Como sabemos, 20 anos são pouco para a magnitude dessa empreitada. E também que a capacidade que têm governos (e sociedades) de identificar desafios, riscos e oportunidades depende da qualidade do seu entendimento sobre o seu passado. É difícil que alguém saiba para onde vai (ou pode ir, ou gostaria de ir) se não sabe de onde veio, como veio e como se encontra agora.

E o que temos agora? Temos hoje cerca de 20 anos de inflação relativamente civilizada desde o lançamento do Real. Não é coisa pouca para um país que foi recordista mundial de inflação acumulada nos 30 anos do início dos anos 1960 ao início dos 1990. Temos hoje mais de 20 anos desde que restabelecemos o nosso relacionamento com a comunidade financeira internacional, renegociando nossa dívida externa pública com credores privados e oficiais.

Temos hoje mais de 20 anos desde que demos um salto qualitativo e quantitativo no processo de abertura de nossa economia ao comércio internacional. Temos hoje bem mais de 20 anos desde que iniciamos o processo de privatização/concessão no Brasil, infelizmente interrompido durante longo tempo e só recentemente retomado.
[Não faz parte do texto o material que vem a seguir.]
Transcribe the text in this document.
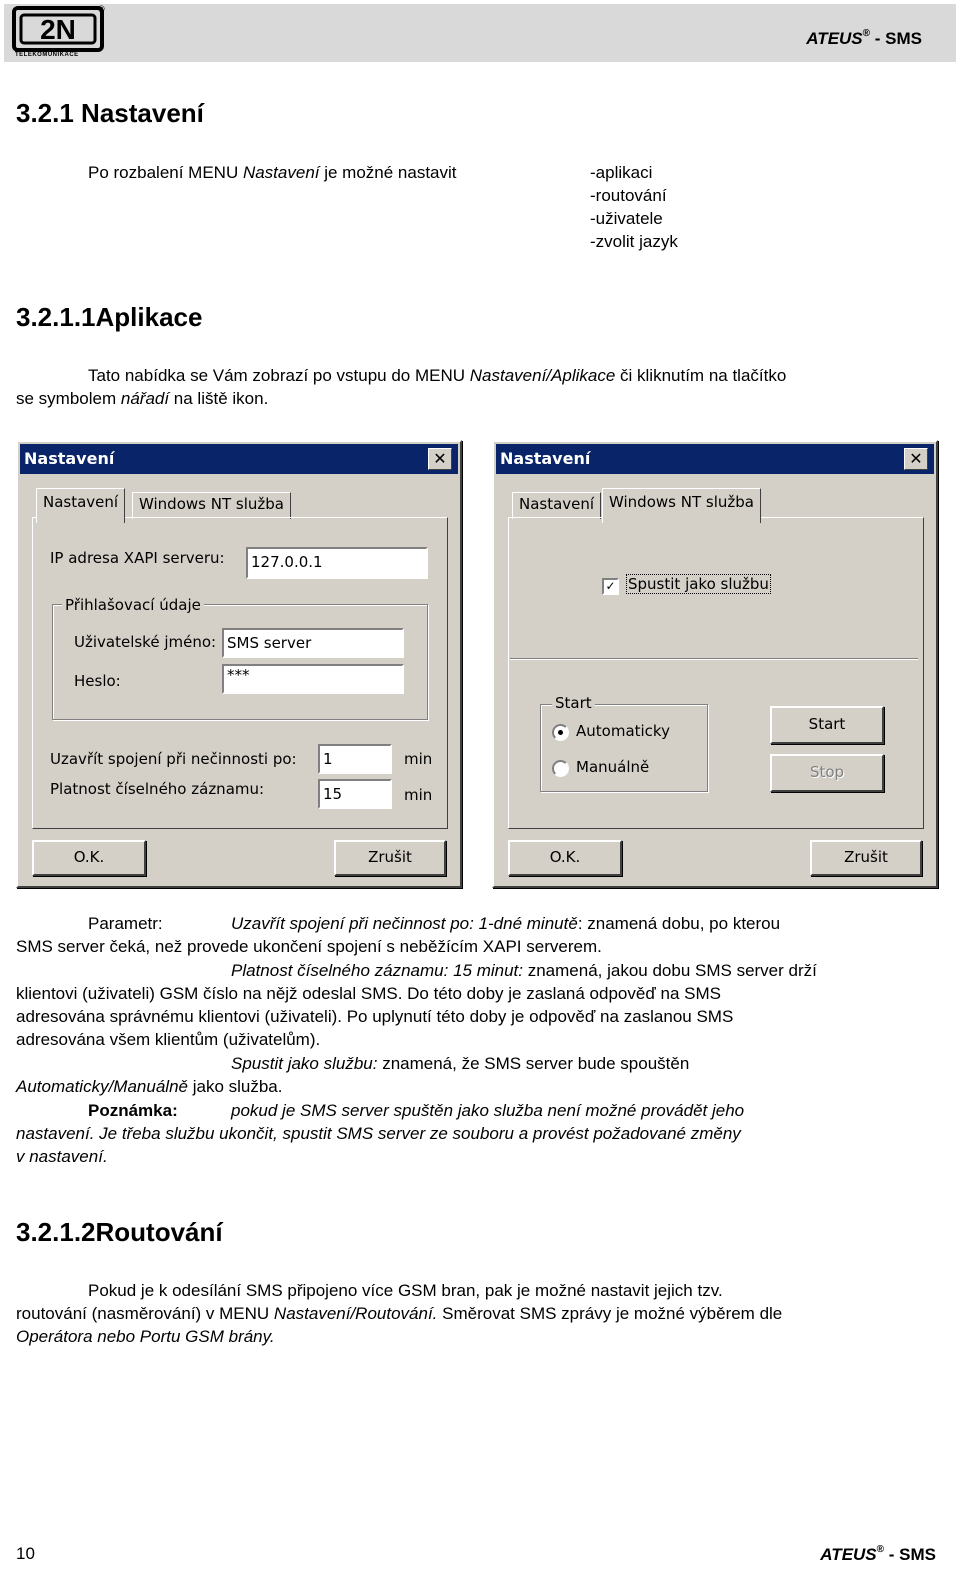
2N
®
TELEKOMUNIKACE
ATEUS® - SMS
3.2.1 Nastavení
Po rozbalení MENU Nastavení je možné nastavit	-aplikaci
-routování
-uživatele
-zvolit jazyk
3.2.1.1Aplikace
Tato nabídka se Vám zobrazí po vstupu do MENU Nastavení/Aplikace či kliknutím na tlačítko
se symbolem nářadí na liště ikon.
Nastavení	✕
Nastavení	Windows NT služba
IP adresa XAPI serveru:	127.0.0.1
Přihlašovací údaje
Uživatelské jméno: SMS server
Heslo:	***
Uzavřít spojení při nečinnosti po:	1	min
Platnost číselného záznamu:	15	min
O.K.	Zrušit
Nastavení	✕
Nastavení Windows NT služba
✓ Spustit jako službu
Start
Automaticky
Manuálně
Start
Stop
O.K.	Zrušit
Parametr:	Uzavřít spojení při nečinnost po: 1-dné minutě: znamená dobu, po kterou
SMS server čeká, než provede ukončení spojení s neběžícím XAPI serverem.
Platnost číselného záznamu: 15 minut: znamená, jakou dobu SMS server drží
klientovi (uživateli) GSM číslo na nějž odeslal SMS. Do této doby je zaslaná odpověď na SMS
adresována správnému klientovi (uživateli). Po uplynutí této doby je odpověď na zaslanou SMS
adresována všem klientům (uživatelům).
Spustit jako službu: znamená, že SMS server bude spouštěn
Automaticky/Manuálně jako služba.
Poznámka:	pokud je SMS server spuštěn jako služba není možné provádět jeho
nastavení. Je třeba službu ukončit, spustit SMS server ze souboru a provést požadované změny
v nastavení.
3.2.1.2Routování
Pokud je k odesílání SMS připojeno více GSM bran, pak je možné nastavit jejich tzv.
routování (nasměrování) v MENU Nastavení/Routování. Směrovat SMS zprávy je možné výběrem dle
Operátora nebo Portu GSM brány.
10	ATEUS® - SMS
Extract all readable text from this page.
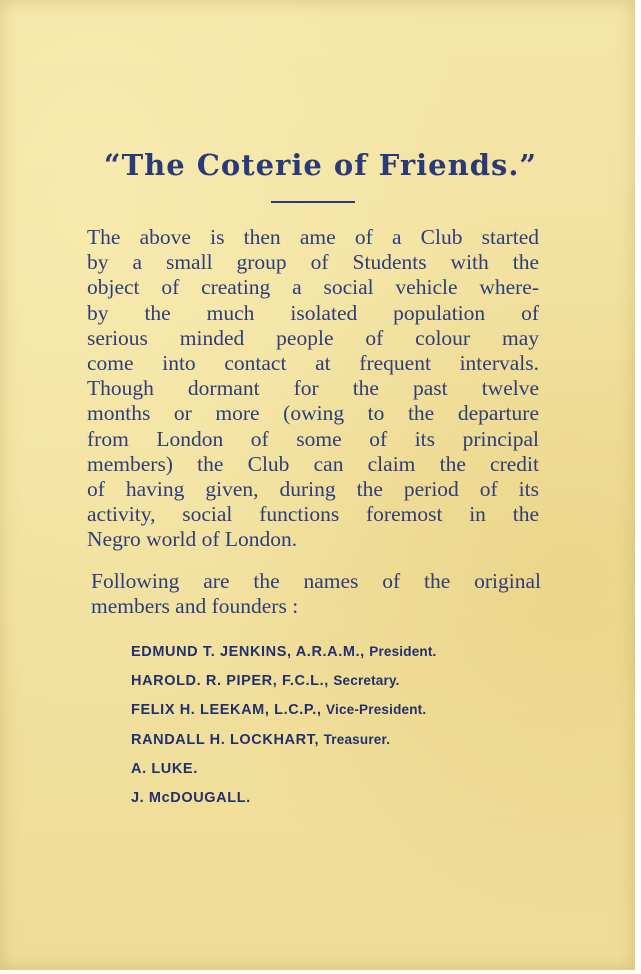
“The Coterie of Friends.”
The above is then ame of a Club started
by a small group of Students with the
object of creating a social vehicle where-
by the much isolated population of
serious minded people of colour may
come into contact at frequent intervals.
Though dormant for the past twelve
months or more (owing to the departure
from London of some of its principal
members) the Club can claim the credit
of having given, during the period of its
activity, social functions foremost in the
Negro world of London.
Following are the names of the original
members and founders :
EDMUND T. JENKINS, A.R.A.M., President.
HAROLD. R. PIPER, F.C.L., Secretary.
FELIX H. LEEKAM, L.C.P., Vice-President.
RANDALL H. LOCKHART, Treasurer.
A. LUKE.
J. McDOUGALL.
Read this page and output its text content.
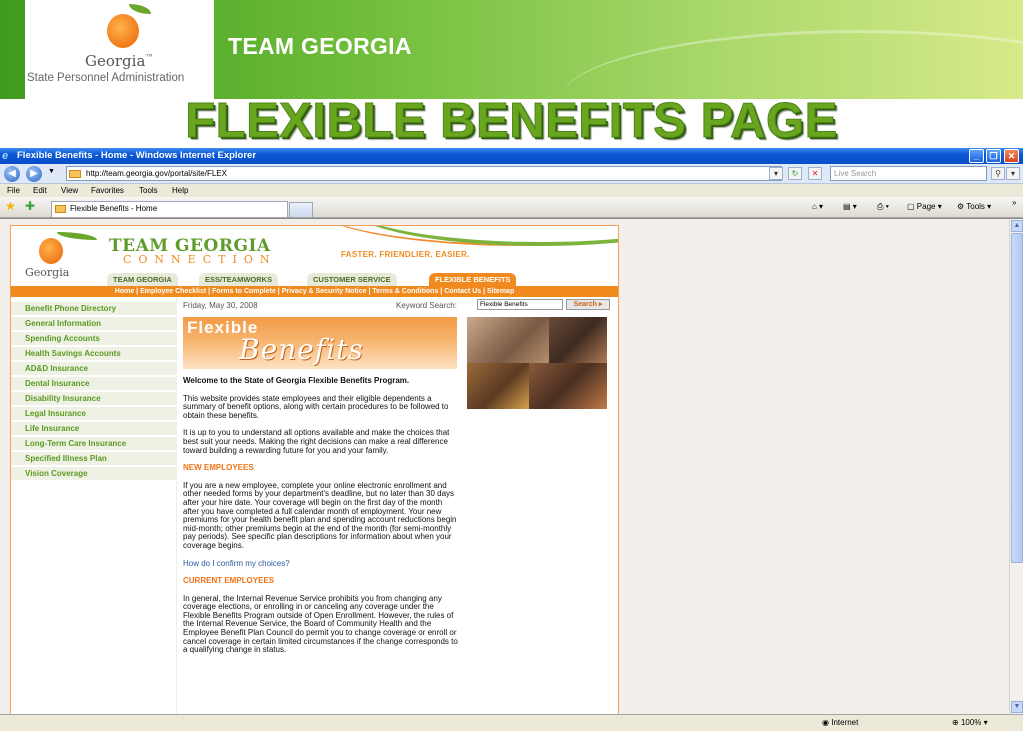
Georgia™
State Personnel Administration
TEAM GEORGIA
FLEXIBLE BENEFITS PAGE
e Flexible Benefits - Home - Windows Internet Explorer	_	❐	✕
◀	▶	▼	http://team.georgia.gov/portal/site/FLEX	▾	↻	✕	Live Search	⚲	▾
File Edit View Favorites Tools Help
★ ✚	Flexible Benefits - Home	⌂ ▾ ▤ ▾	⎙ ▾ ▢ Page ▾ ⚙ Tools ▾	»
Georgia
TEAM GEORGIA
CONNECTION	FASTER. FRIENDLIER. EASIER.
TEAM GEORGIA	ESS/TEAMWORKS	CUSTOMER SERVICE	FLEXIBLE BENEFITS
Home | Employee Checklist | Forms to Complete | Privacy & Security Notice | Terms & Conditions | Contact Us | Sitemap
Benefit Phone Directory
General Information
Spending Accounts
Health Savings Accounts
AD&D Insurance
Dental Insurance
Disability Insurance
Legal Insurance
Life Insurance
Long-Term Care Insurance
Specified Illness Plan
Vision Coverage
Friday, May 30, 2008	Keyword Search:	Flexible Benefits	Search ▸
Flexible
Benefits

Welcome to the State of Georgia Flexible Benefits Program.

This website provides state employees and their eligible dependents a summary of benefit options, along with certain procedures to be followed to obtain these benefits.

It is up to you to understand all options available and make the choices that best suit your needs. Making the right decisions can make a real difference toward building a rewarding future for you and your family.

NEW EMPLOYEES

If you are a new employee, complete your online electronic enrollment and other needed forms by your department's deadline, but no later than 30 days after your hire date. Your coverage will begin on the first day of the month after you have completed a full calendar month of employment. Your new premiums for your health benefit plan and spending account reductions begin mid-month; other premiums begin at the end of the month (for semi-monthly pay periods). See specific plan descriptions for information about when your coverage begins.

How do I confirm my choices?

CURRENT EMPLOYEES

In general, the Internal Revenue Service prohibits you from changing any coverage elections, or enrolling in or canceling any coverage under the Flexible Benefits Program outside of Open Enrollment. However, the rules of the Internal Revenue Service, the Board of Community Health and the Employee Benefit Plan Council do permit you to change coverage or enroll or cancel coverage in certain limited circumstances if the change corresponds to a qualifying change in status.

▲
▼
◉ Internet	⊕ 100% ▾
Temos mais de 20 anos de autonomia operacional do Banco Central na condução da política monetária - e existe hoje uma percepção mais ampla de quão fundamental para o País é preservar a credibilidade dessa instituição.

Passaram-se 17 anos desde que resolvemos problemas de liquidez e de solvência bancária, tanto no setor público quanto no setor privado - e desde então nunca mais tivemos problemas sérios em grandes bancos. Temos mais 15 anos, feitos em janeiro de 2014, de um regime de taxa de câmbio flutuante. Teremos, em junho agora, 15 anos do regime monetário de metas de inflação. Temos quase 14 anos desde que, em maio de 2000, foi aprovada a crucial Lei de Responsabilidade Fiscal.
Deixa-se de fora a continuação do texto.